According to the principle of conservation of linear momentum, these two linear momenta should be equal:
0.0033 kg × 492 m/s = (0.0033 kg + 0.232 kg) × v
Now, we can solve this equation for v to find the speed of the bullet/block combination immediately after the collision.
Moving on to part (b) of the question, to determine how high the combination rises above its initial position, we can use the principle of conservation of mechanical energy. The mechanical energy of a system is conserved if there are no external forces doing work on it.
In this case, the only significant external force is gravity, which is a conservative force. Therefore, the initial mechanical energy of the system (bullet/block combination) is equal to its final mechanical energy.
The initial mechanical energy is given by the sum of the kinetic energy of the bullet and the potential energy of the block (both with respect to the initial reference point). The kinetic energy is given by the equation K.E. = 0.5 × mass × velocity^2, where the mass is in kilograms and the velocity is in meters per second.

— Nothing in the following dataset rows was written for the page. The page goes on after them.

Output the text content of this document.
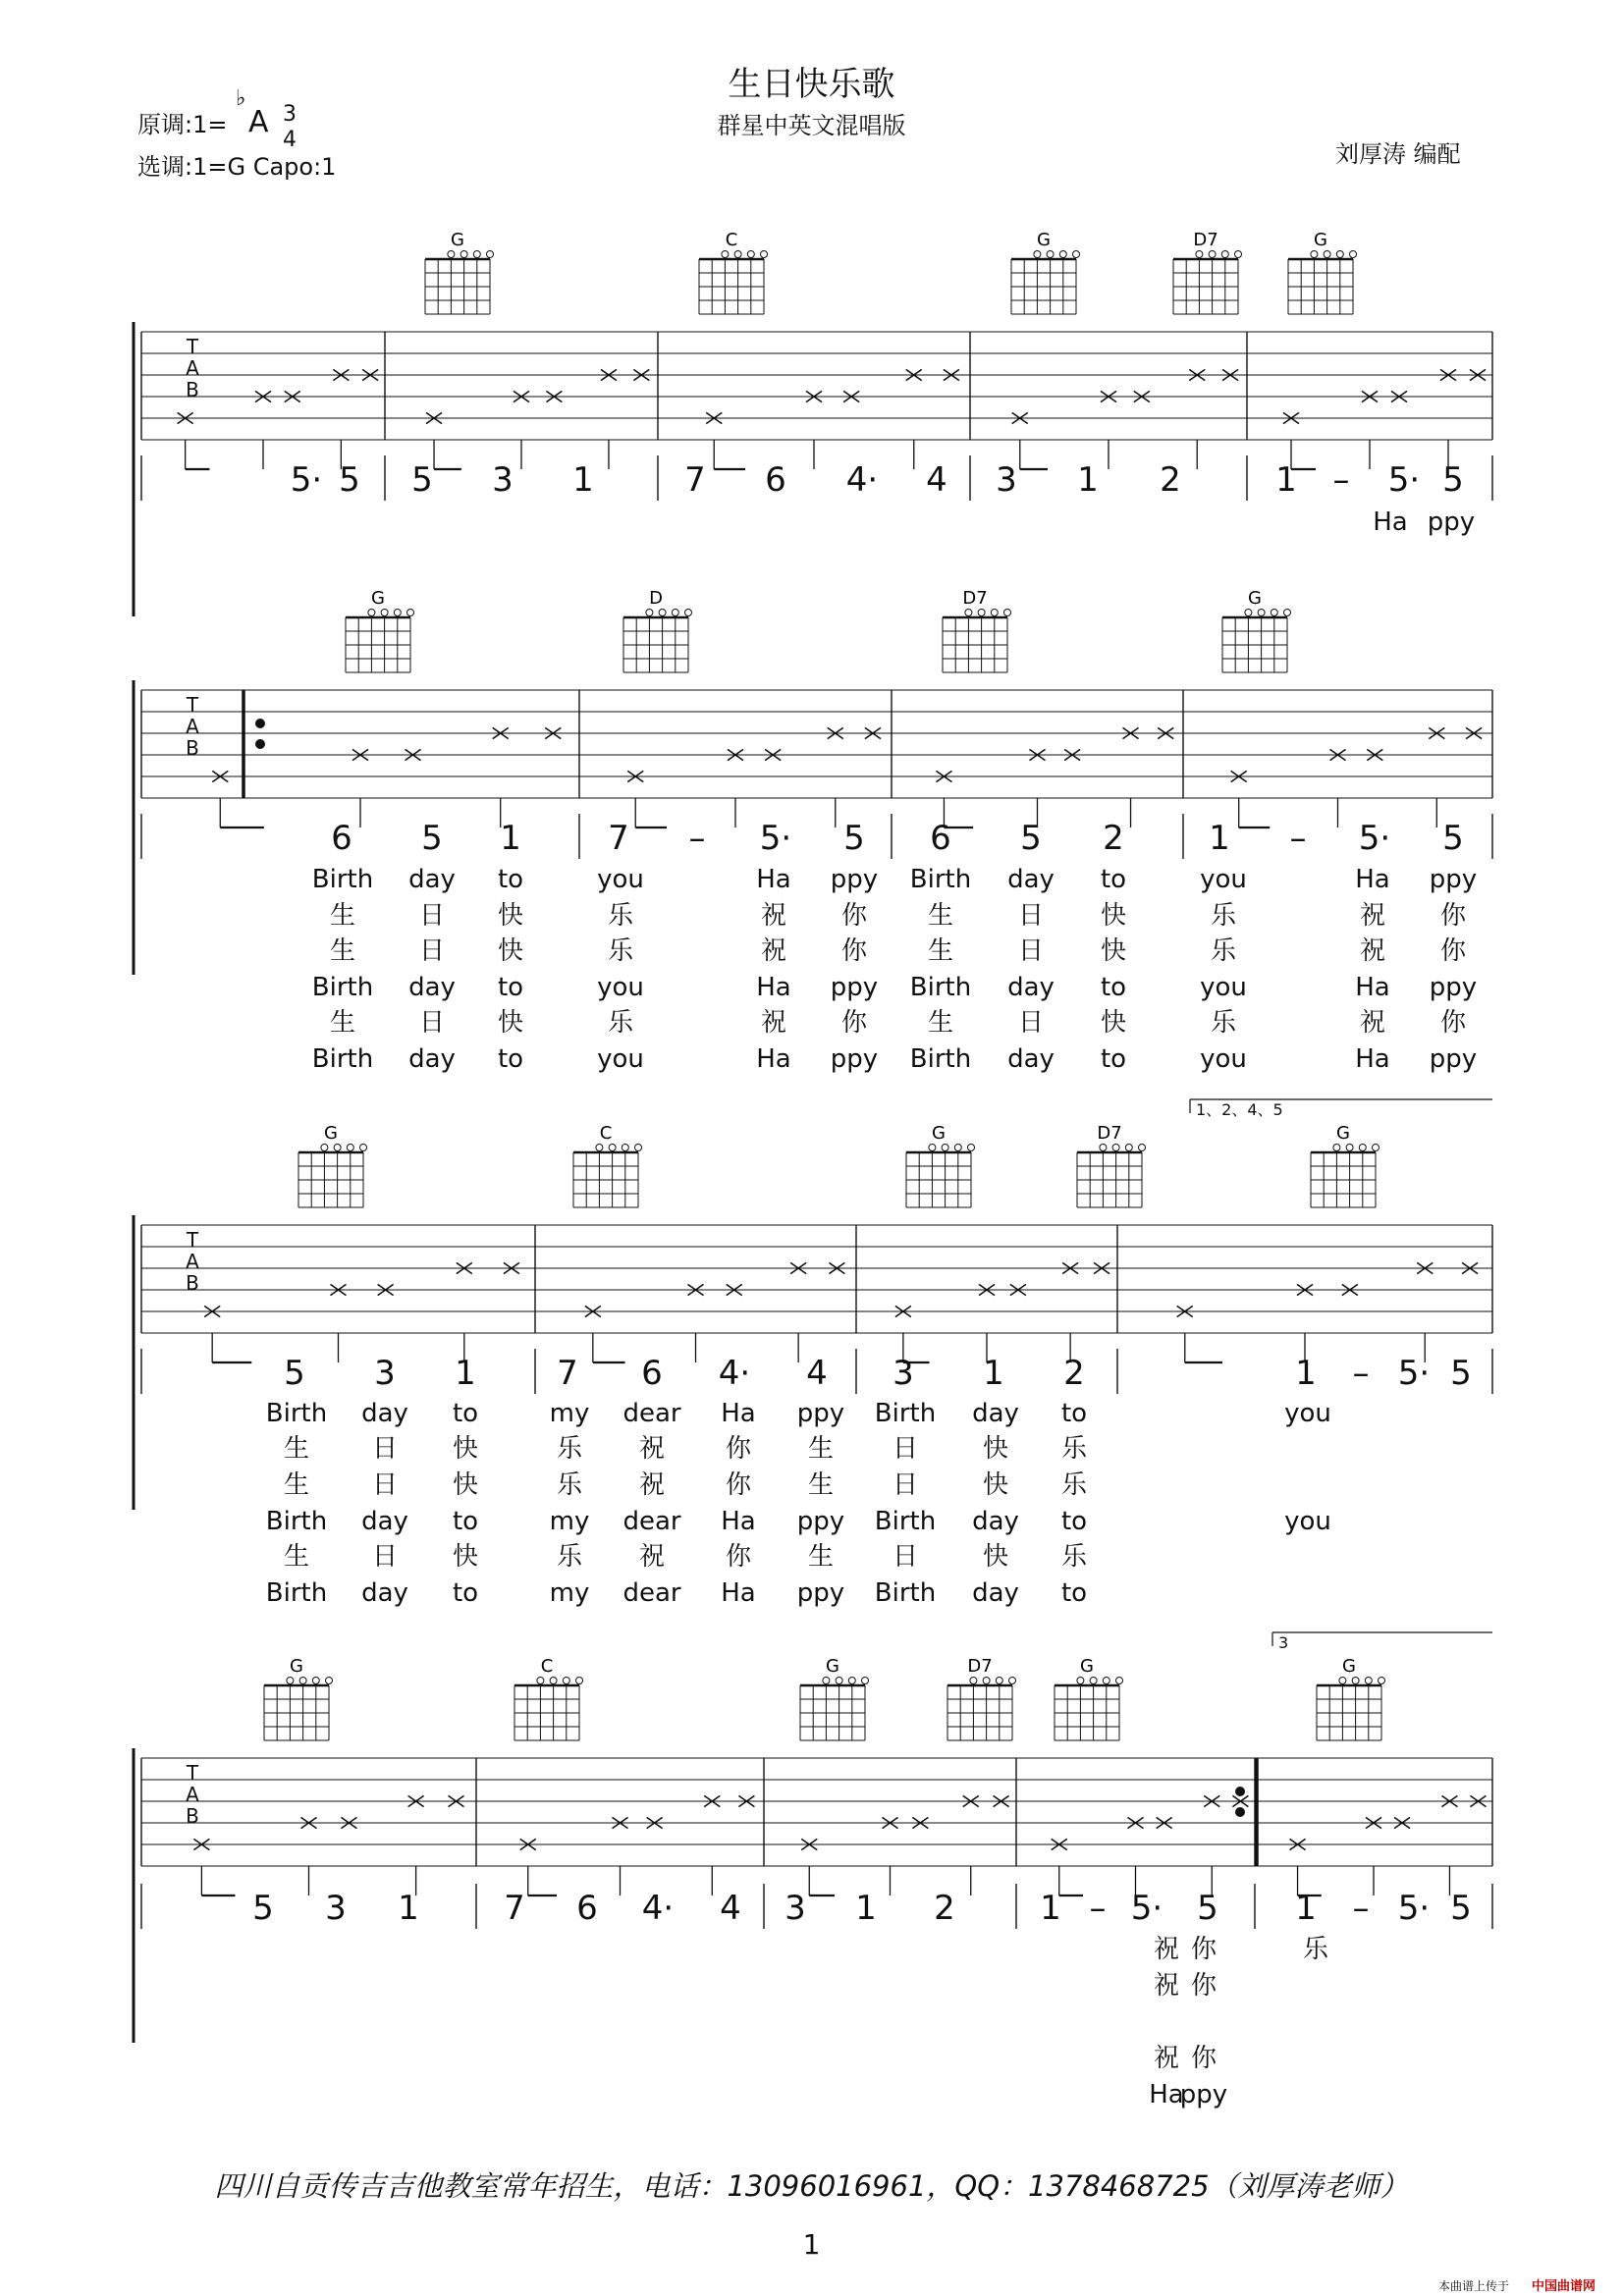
生日快乐歌
群星中英文混唱版
原调:1=
♭
A 3
4
选调:1=G Capo:1	刘厚涛 编配
T
A
B
G	C	G	D7	G
5· 5 5 3 1	7 6 4· 4 3 1 2	1 – 5· 5
Ha ppy
T
A
B
G	D	D7	G
6 5 1	7 – 5· 5 6 5 2	1 – 5· 5
Birth day to	you	Ha ppy Birth day to	you	Ha ppy
生 日 快	乐	祝 你 生	日 快	乐	祝 你
生 日 快	乐	祝 你 生	日 快	乐	祝 你
Birth day to	you	Ha ppy Birth day to	you	Ha ppy
生 日 快	乐	祝 你 生	日 快	乐	祝 你
Birth day to	you	Ha ppy Birth day to	you	Ha ppy
T
A
B
G	C	G	D7	G
5 3 1 7 6 4· 4 3 1 2	1 – 5· 5
Birth day to	my dear Ha ppy Birth day to	you
生 日 快	乐 祝 你 生 日	快 乐
生 日 快	乐 祝 你 生 日	快 乐
Birth day to	my dear Ha ppy Birth day to	you
生 日 快	乐 祝 你 生 日	快 乐
Birth day to	my dear Ha ppy Birth day to
1、2、4、5
T
A
B
G	C	G	D7	G	G
5 3 1	7 6 4· 4 3 1 2	1 – 5· 5 1 – 5· 5
祝 你	乐
祝 你
祝 你
Ha
ppy
3
四川自贡传吉吉他教室常年招生，电话：13096016961，QQ：1378468725（刘厚涛老师）
1
本曲谱上传于 中国曲谱网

The potential energy of the block is given by the equation P.E. = mass × g × height, where g is the acceleration due to gravity (approximately 9.8 m/s^2) and the height is the vertical distance above the initial reference point.
After the collision, the final mechanical energy is equal to the potential energy of the block at its maximum height, as the kinetic energy of the bullet/block combination is zero at its highest point.
So, equating the initial mechanical energy to the final mechanical energy, we can solve for the height.
Note: Figure 7.14 was referenced in the question, but since it was not provided, the specific details of the ballistic pendulum's design cannot be considered in this explanation.